Es gab noch nie so viele Verspätungen wie letztes Jahr
Von Ausfällen und Verspätungen von mindestens drei Stunden waren im vergangenen Jahr in der Schweiz rund 1,4 Millionen Passagiere betroffen. Das zeigen Berechnungen des Fluggastportals EUclaim in Duisburg (D) für saldo. Diese basieren auf einer niederländischen Datenbank, die alle An- und Abflüge in Europa erfasst.

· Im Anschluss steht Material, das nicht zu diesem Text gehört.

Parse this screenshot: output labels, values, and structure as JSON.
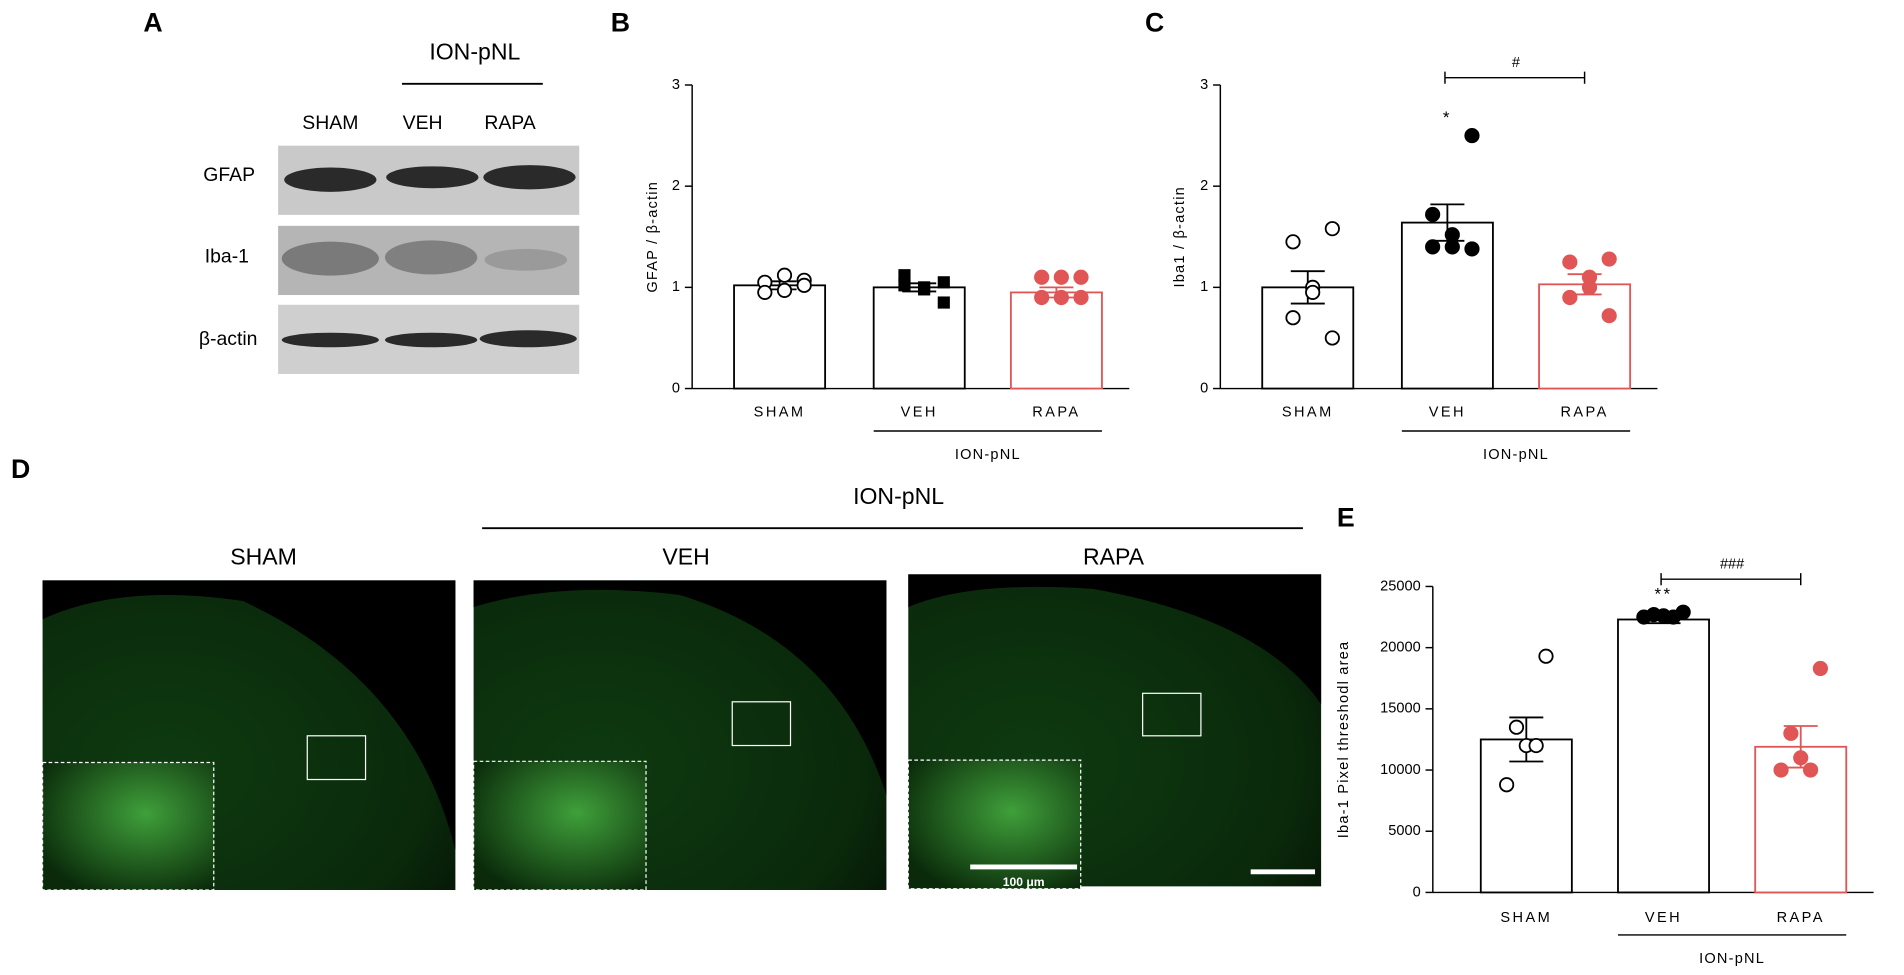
{
  "panel_labels": [
    "A",
    "B",
    "C",
    "D",
    "E"
  ],
  "blot": {
    "group_label": "ION-pNL",
    "columns": [
      "SHAM",
      "VEH",
      "RAPA"
    ],
    "rows": [
      "GFAP",
      "Iba-1",
      "β-actin"
    ]
  },
  "images": {
    "group_label": "ION-pNL",
    "columns": [
      "SHAM",
      "VEH",
      "RAPA"
    ],
    "scale_bar": "100 μm"
  },
  "chart_data": [
    {
      "type": "bar",
      "y_label": "GFAP / β-actin",
      "categories": [
        "SHAM",
        "VEH",
        "RAPA"
      ],
      "group_label": "ION-pNL",
      "values": [
        1.02,
        1.0,
        0.95
      ],
      "errors": [
        0.04,
        0.04,
        0.05
      ],
      "colors": [
        "#000000",
        "#000000",
        "#e05555"
      ],
      "markers": [
        "open-circle",
        "square",
        "circle"
      ],
      "points": [
        [
          1.07,
          1.05,
          1.12,
          0.97,
          0.95,
          1.02
        ],
        [
          1.05,
          1.02,
          1.0,
          0.98,
          1.12,
          0.85
        ],
        [
          1.1,
          1.1,
          1.1,
          0.9,
          0.9,
          0.9
        ]
      ],
      "ylim": [
        0,
        3
      ],
      "yticks": [
        0,
        1,
        2,
        3
      ],
      "annotations": []
    },
    {
      "type": "bar",
      "y_label": "Iba1 / β-actin",
      "categories": [
        "SHAM",
        "VEH",
        "RAPA"
      ],
      "group_label": "ION-pNL",
      "values": [
        1.0,
        1.64,
        1.03
      ],
      "errors": [
        0.16,
        0.18,
        0.1
      ],
      "colors": [
        "#000000",
        "#000000",
        "#e05555"
      ],
      "markers": [
        "open-circle",
        "circle",
        "circle"
      ],
      "points": [
        [
          1.58,
          1.45,
          1.0,
          0.95,
          0.7,
          0.5
        ],
        [
          2.5,
          1.72,
          1.52,
          1.4,
          1.4,
          1.38
        ],
        [
          1.28,
          1.25,
          1.1,
          1.0,
          0.9,
          0.72
        ]
      ],
      "ylim": [
        0,
        3
      ],
      "yticks": [
        0,
        1,
        2,
        3
      ],
      "annotations": [
        "*",
        "#"
      ]
    },
    {
      "type": "bar",
      "y_label": "Iba-1 Pixel threshodl area",
      "categories": [
        "SHAM",
        "VEH",
        "RAPA"
      ],
      "group_label": "ION-pNL",
      "values": [
        12500,
        22300,
        11900
      ],
      "errors": [
        1800,
        300,
        1700
      ],
      "colors": [
        "#000000",
        "#000000",
        "#e05555"
      ],
      "markers": [
        "open-circle",
        "circle",
        "circle"
      ],
      "points": [
        [
          19300,
          13500,
          12000,
          12000,
          8800
        ],
        [
          22900,
          22700,
          22600,
          22500,
          22500
        ],
        [
          18300,
          13000,
          11000,
          10000,
          10000
        ]
      ],
      "ylim": [
        0,
        25000
      ],
      "yticks": [
        0,
        5000,
        10000,
        15000,
        20000,
        25000
      ],
      "annotations": [
        "**",
        "###"
      ]
    }
  ]
}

Laut EUclaim gab es noch nie so viele Annullierungen und Verspätungen wie letztes Jahr. 2018 war die Zahl doppelt so hoch wie 2014. Zwei von hundert Flügen auf den fünf Schweizer Flughäfen fielen im vergangenen Jahr aus oder hatten mehr als drei Stunden Verspätung (siehe Tabelle im PDF).
Am meisten Annullierungen gab es am Flughafen Genf. Im vergangenen Jahr fielen nach Angaben des Flughafens 3521 Flüge aus. Im Flughafen Zürich waren es 3384 Flüge, in Basel gemäss Euroairport 1190. Am meisten Flüge strich die Swiss. Laut EUclaim waren es im vergangenen Jahr 2140. Easyjet folgt mit 1740 Annullierungen, Lufthansa mit 735, Lufthansa-Tochter Eurowings mit 348 und Air France mit 342.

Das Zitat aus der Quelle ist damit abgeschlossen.